In the paged response we include a HasMorePages indicator, computed by comparing the max ID in the page of results to the max ID for the whole resultset – if the latter is bigger, then there are more pages.
In some quick performance testing, the paged version of the service performed much more slowly than the unpaged version, which was unexpected. We narrowed it down to the code which gets the max ID for the full resultset – instead of building an efficient MAX() SQL query, EF was returning the whole resultset and then computing the max ID in the service layer.

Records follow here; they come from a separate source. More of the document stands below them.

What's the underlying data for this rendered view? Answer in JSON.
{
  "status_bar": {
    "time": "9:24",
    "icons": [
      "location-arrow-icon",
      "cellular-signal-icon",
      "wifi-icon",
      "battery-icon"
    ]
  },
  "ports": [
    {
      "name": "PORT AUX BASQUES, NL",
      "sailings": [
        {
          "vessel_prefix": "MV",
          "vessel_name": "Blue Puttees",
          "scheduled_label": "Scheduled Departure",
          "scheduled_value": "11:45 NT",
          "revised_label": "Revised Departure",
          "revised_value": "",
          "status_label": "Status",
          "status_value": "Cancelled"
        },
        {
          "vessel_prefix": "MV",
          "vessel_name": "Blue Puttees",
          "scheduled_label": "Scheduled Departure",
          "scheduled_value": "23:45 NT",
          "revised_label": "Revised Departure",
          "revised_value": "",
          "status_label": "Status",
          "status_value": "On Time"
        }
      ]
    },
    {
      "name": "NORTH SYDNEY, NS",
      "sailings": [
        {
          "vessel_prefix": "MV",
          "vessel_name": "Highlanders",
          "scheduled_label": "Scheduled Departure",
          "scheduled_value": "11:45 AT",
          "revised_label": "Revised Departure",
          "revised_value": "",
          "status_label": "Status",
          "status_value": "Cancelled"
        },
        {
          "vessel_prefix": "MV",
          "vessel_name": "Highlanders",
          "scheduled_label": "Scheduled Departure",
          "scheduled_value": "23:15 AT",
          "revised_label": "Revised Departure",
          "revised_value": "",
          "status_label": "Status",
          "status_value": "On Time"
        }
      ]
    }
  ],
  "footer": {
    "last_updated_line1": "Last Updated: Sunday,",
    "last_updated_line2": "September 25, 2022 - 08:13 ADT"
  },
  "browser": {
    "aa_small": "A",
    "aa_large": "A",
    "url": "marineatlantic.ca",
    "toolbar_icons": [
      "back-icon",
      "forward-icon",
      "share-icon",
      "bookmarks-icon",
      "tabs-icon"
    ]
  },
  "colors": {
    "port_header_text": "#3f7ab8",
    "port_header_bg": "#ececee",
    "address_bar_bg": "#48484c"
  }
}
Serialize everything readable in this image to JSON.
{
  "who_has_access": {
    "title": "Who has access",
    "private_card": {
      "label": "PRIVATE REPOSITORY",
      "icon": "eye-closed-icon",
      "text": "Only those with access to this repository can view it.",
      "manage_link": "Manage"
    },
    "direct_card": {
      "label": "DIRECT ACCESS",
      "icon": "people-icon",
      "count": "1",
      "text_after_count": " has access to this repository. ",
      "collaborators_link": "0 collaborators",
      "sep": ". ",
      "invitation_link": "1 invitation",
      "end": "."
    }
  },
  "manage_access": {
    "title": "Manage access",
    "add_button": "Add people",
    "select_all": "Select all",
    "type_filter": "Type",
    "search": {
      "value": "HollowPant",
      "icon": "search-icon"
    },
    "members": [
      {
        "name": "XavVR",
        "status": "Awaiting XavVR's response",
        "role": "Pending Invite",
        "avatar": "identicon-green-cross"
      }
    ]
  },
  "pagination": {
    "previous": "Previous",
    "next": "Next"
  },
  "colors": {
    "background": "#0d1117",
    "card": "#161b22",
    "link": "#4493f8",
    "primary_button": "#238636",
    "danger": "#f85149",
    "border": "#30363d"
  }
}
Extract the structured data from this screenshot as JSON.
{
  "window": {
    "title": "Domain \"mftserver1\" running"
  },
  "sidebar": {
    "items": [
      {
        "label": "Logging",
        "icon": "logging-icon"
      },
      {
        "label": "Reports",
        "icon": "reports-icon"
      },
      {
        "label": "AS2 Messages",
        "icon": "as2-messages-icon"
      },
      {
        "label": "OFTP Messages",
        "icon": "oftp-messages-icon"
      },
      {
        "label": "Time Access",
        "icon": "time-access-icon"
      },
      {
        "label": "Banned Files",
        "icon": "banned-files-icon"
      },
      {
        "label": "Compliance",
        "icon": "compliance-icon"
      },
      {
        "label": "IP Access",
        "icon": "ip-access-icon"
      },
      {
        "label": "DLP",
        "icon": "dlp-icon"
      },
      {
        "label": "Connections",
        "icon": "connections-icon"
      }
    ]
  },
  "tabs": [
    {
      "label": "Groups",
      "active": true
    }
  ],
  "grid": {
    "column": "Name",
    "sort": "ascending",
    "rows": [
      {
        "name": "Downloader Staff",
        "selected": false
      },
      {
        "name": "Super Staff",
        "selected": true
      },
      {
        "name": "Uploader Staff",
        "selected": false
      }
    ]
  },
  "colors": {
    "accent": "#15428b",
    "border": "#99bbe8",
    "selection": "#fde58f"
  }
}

It’s easy to reproduce – take this AdventureWorks query:
var context = new AdventureWorksEntities();
var query = from od in context.SalesOrderDetail
where od.ModifiedDate >= modified
&& od.SalesOrderDetailID.CompareTo(id) > 0
orderby od.SalesOrderDetailID
select od;
We can find the maximum SalesOrderDetailID like this:
var maxIdEfficiently = query.Max(od => od.SalesOrderDetailID);
which produces our efficient MAX() SQL query. If we’re doing this generically and we already have the ID function in a Func:
Func<SalesOrderDetail, int> idFunc = od => od.SalesOrderDetailID;
var maxIdInefficiently = query.Max(idFunc);
This fetches all the results from the query and then runs the Max() function in code. If you look at the difference in Reflector, the first call passes an Expression to the Max(), while the second call passes a Func. So it’s an easy fix – wrap the Func in an Expression:
Expression<Func<SalesOrderDetail, int>> idExpression = od => od.SalesOrderDetailID;
var maxIdEfficientlyAgain = query.Max(idExpression);
– and we’re back to running an efficient MAX() statement.
Evidently the EF provider can dissect an Expression and build its equivalent in SQL, but it can’t do that with Funcs.